Enter "An Education".
Feeling wise and cultured beyond her 16 years, protagonist Jenny Miller (Carey Mulligan) yearns for a romanticized lifestyle of whirlwind trips to Paris, pre-Rafaelite art and classical concerts. The English prodigy is on the brink of achieving her family’s long-time dream, an Oxford education, when a charismatic older man arrives on the scene.
David (Peter Saarsgard) is a window into the world that Jenny wants to inhabit — glamorous, witty, intriguing, yet surprisingly harmless and unassuming — and in a stroke of dramatic irony, clearly inappropriate for Jenny.

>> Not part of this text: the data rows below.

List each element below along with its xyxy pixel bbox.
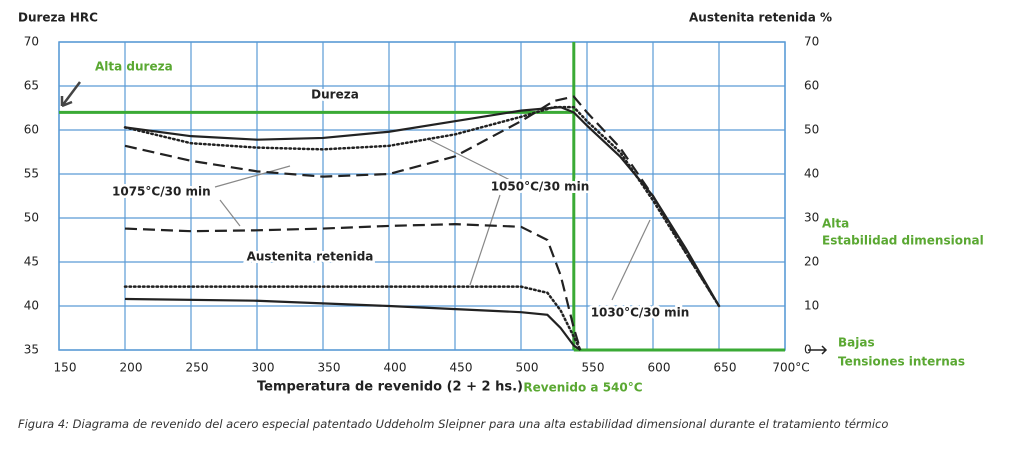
annotation: 1050°C/30 min: [491, 180, 590, 194]
pointer: [611, 219, 651, 301]
arrow: [808, 345, 828, 355]
series-line: [123, 285, 582, 352]
pointer: [429, 139, 511, 181]
pointer: [214, 165, 291, 188]
x-tick-label: 350: [318, 361, 341, 375]
annotation: 1075°C/30 min: [112, 185, 211, 199]
y2-tick-label: 70: [804, 35, 819, 49]
annotation: Dureza: [311, 88, 359, 102]
annotation: Revenido a 540°C: [523, 381, 642, 395]
pointers: [60, 81, 828, 355]
x-tick-label: 500: [516, 361, 539, 375]
y2-tick-label: 20: [804, 255, 819, 269]
x-tick-label: 600: [648, 361, 671, 375]
y-tick-label: 45: [24, 255, 39, 269]
series-line: [124, 95, 720, 307]
y-tick-label: 55: [24, 167, 39, 181]
y-tick-label: 60: [24, 123, 39, 137]
grid: [58, 41, 786, 351]
annotation: Bajas: [838, 336, 875, 350]
y2-tick-label: 10: [804, 299, 819, 313]
x-tick-label: 250: [186, 361, 209, 375]
x-axis-title: Temperatura de revenido (2 + 2 hs.): [257, 380, 523, 395]
arrow: [60, 81, 81, 108]
series-line: [123, 105, 721, 308]
x-tick-label: 700°C: [772, 361, 809, 375]
x-tick-label: 400: [384, 361, 407, 375]
y-tick-label: 65: [24, 79, 39, 93]
annotation: Estabilidad dimensional: [822, 234, 984, 248]
annotation: Alta: [822, 217, 849, 231]
x-tick-label: 200: [120, 361, 143, 375]
pointer: [469, 194, 501, 286]
x-tick-label: 450: [450, 361, 473, 375]
y2-tick-label: 0: [804, 343, 812, 357]
y-tick-label: 40: [24, 299, 39, 313]
x-tick-label: 150: [54, 361, 77, 375]
series-line: [124, 223, 582, 351]
annotation: Austenita retenida: [247, 250, 374, 264]
y-tick-label: 35: [24, 343, 39, 357]
x-tick-label: 550: [582, 361, 605, 375]
annotation: Tensiones internas: [838, 355, 965, 369]
annotation: Alta dureza: [95, 60, 173, 74]
y-axis-title: Dureza HRC: [18, 11, 98, 25]
chart: Dureza HRC Austenita retenida % Temperat…: [18, 11, 984, 395]
y2-tick-label: 60: [804, 79, 819, 93]
y2-tick-label: 50: [804, 123, 819, 137]
annotation: 1030°C/30 min: [591, 306, 690, 320]
y-tick-label: 70: [24, 35, 39, 49]
y2-tick-label: 40: [804, 167, 819, 181]
caption: Figura 4: Diagrama de revenido del acero…: [18, 417, 889, 431]
y2-axis-title: Austenita retenida %: [689, 11, 832, 25]
y-tick-label: 50: [24, 211, 39, 225]
series-line: [124, 106, 720, 307]
y2-tick-label: 30: [804, 211, 819, 225]
x-tick-label: 300: [252, 361, 275, 375]
pointer: [219, 199, 241, 227]
x-tick-label: 650: [714, 361, 737, 375]
series-line: [124, 297, 582, 351]
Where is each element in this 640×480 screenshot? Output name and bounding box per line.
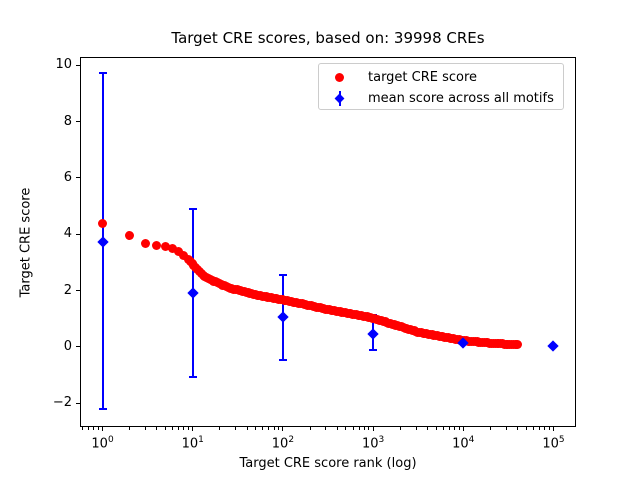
x-minor-tick-mark [505, 427, 507, 430]
x-minor-tick-mark [255, 427, 257, 430]
x-minor-tick-mark [548, 427, 550, 430]
y-tick-label: 6 [63, 169, 72, 185]
legend-entry-target: target CRE score [319, 67, 563, 88]
plot-area [80, 57, 576, 427]
x-tick-label: 101 [181, 435, 204, 452]
target-score-dot [168, 243, 178, 253]
target-score-dot [161, 242, 171, 252]
y-tick-mark [76, 233, 80, 235]
x-minor-tick-mark [489, 427, 491, 430]
errorbar-cap-bottom [278, 358, 287, 361]
errorbar-cap-bottom [369, 349, 378, 352]
x-tick-mark [282, 427, 284, 431]
target-score-dot [179, 250, 189, 260]
x-minor-tick-mark [278, 427, 280, 430]
x-minor-tick-mark [88, 427, 90, 430]
x-minor-tick-mark [368, 427, 370, 430]
x-minor-tick-mark [183, 427, 185, 430]
x-tick-mark [102, 427, 104, 431]
target-score-dot [141, 238, 151, 248]
x-minor-tick-mark [435, 427, 437, 430]
x-tick-label: 103 [361, 435, 385, 452]
x-tick-mark [192, 427, 194, 431]
x-minor-tick-mark [399, 427, 401, 430]
x-minor-tick-mark [188, 427, 190, 430]
errorbar-cap-top [98, 71, 107, 74]
x-tick-label: 100 [91, 435, 114, 452]
x-minor-tick-mark [93, 427, 95, 430]
x-minor-tick-mark [458, 427, 460, 430]
x-minor-tick-mark [246, 427, 248, 430]
x-minor-tick-mark [268, 427, 270, 430]
y-tick-label: 2 [63, 282, 72, 298]
target-score-dot [513, 340, 523, 350]
y-tick-label: 4 [63, 226, 72, 242]
x-minor-tick-mark [309, 427, 311, 430]
blue-diamond-icon [334, 93, 345, 104]
x-tick-label: 104 [452, 435, 475, 452]
x-minor-tick-mark [358, 427, 360, 430]
x-minor-tick-mark [172, 427, 174, 430]
target-score-dot [174, 247, 184, 257]
x-minor-tick-mark [97, 427, 99, 430]
legend-label: mean score across all motifs [368, 91, 554, 106]
y-tick-mark [76, 290, 80, 292]
x-minor-tick-mark [532, 427, 534, 430]
chart-title: Target CRE scores, based on: 39998 CREs [171, 29, 485, 47]
y-tick-label: 0 [63, 338, 72, 354]
y-tick-mark [76, 177, 80, 179]
red-circle-icon [335, 73, 344, 82]
x-tick-mark [462, 427, 464, 431]
x-minor-tick-mark [538, 427, 540, 430]
errorbar-cap-bottom [98, 407, 107, 410]
x-tick-mark [372, 427, 374, 431]
x-minor-tick-mark [219, 427, 221, 430]
y-tick-label: 8 [63, 113, 72, 129]
x-minor-tick-mark [165, 427, 167, 430]
x-minor-tick-mark [336, 427, 338, 430]
errorbar-cap-top [188, 208, 197, 211]
x-minor-tick-mark [517, 427, 519, 430]
target-score-dot [125, 231, 135, 241]
x-minor-tick-mark [156, 427, 158, 430]
x-minor-tick-mark [325, 427, 327, 430]
x-minor-tick-mark [178, 427, 180, 430]
x-minor-tick-mark [273, 427, 275, 430]
x-minor-tick-mark [442, 427, 444, 430]
x-minor-tick-mark [363, 427, 365, 430]
x-minor-tick-mark [345, 427, 347, 430]
x-minor-tick-mark [454, 427, 456, 430]
y-tick-mark [76, 346, 80, 348]
x-minor-tick-mark [145, 427, 147, 430]
legend-label: target CRE score [368, 70, 478, 85]
x-minor-tick-mark [448, 427, 450, 430]
x-minor-tick-mark [262, 427, 264, 430]
errorbar-cap-top [278, 274, 287, 277]
x-tick-label: 105 [542, 435, 565, 452]
legend-entry-mean: mean score across all motifs [319, 88, 563, 109]
target-score-dot [152, 241, 162, 251]
x-tick-mark [552, 427, 554, 431]
target-score-dot [98, 218, 108, 228]
y-tick-label: 10 [55, 57, 72, 73]
x-minor-tick-mark [352, 427, 354, 430]
y-tick-label: −2 [52, 395, 72, 411]
x-minor-tick-mark [129, 427, 131, 430]
x-tick-label: 102 [271, 435, 295, 452]
x-minor-tick-mark [415, 427, 417, 430]
x-minor-tick-mark [82, 427, 84, 430]
y-tick-mark [76, 402, 80, 404]
errorbar-cap-bottom [188, 376, 197, 379]
x-minor-tick-mark [544, 427, 546, 430]
y-tick-mark [76, 64, 80, 66]
x-axis-label: Target CRE score rank (log) [239, 456, 417, 471]
legend: target CRE score mean score across all m… [318, 63, 564, 110]
x-minor-tick-mark [426, 427, 428, 430]
y-tick-mark [76, 121, 80, 123]
legend-marker-cell [319, 88, 368, 109]
legend-marker-cell [319, 67, 368, 88]
x-minor-tick-mark [235, 427, 237, 430]
x-minor-tick-mark [525, 427, 527, 430]
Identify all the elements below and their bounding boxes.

The initial uneasy feeling upon seeing a thirty-something man wooing a teenager quickly dissipates, and is replaced by a dazzled confidence in David’s morals. Like Jenny herself, the audience eases into David’s steady courtship, albeit a bit more apprehensively than Jenny.
As the relationship progresses, David’s skeletons begin to stroll casually out of the closet, allowing for fleeting glimpses into David’s shadier dealings with art and property that would slip right past a less attentive member of the audience.
Though Mulligan’s character is the obvious focus of the film, her incongruous suitor proves to be the real star, deftly played with unobtrusive finesse and dignity. Another unexpectedly brilliant performance comes from Jenny’s father (Alfred Molina), with Molina falling naturally into his role as the rude but well-meaning father.
Other aspects of the film play out less organically. As suggested by the pre-Beatles 1960s English backdrop and Mulligan’s mischievous smile, "An Education" perfectly sets the stage for a number of highly contrived Holly Golightly and "Roman Holiday" allusions. The glasses, the cigarettes and the classic shop window could have been a subtly clever homage to Audrey Hepburn, whose successor Mulligan is being touted as. Unfortunately, the film is too self-conscious to pull it off, coming across as a tawdry imitation of a classic.
Compared to other 2009 movie releases, however, the film is a welcome foray into a world free of vampires and zombies and crude adolescent humor. On the whole, "An Education" is an exemplary movie — Hollywood, take notes.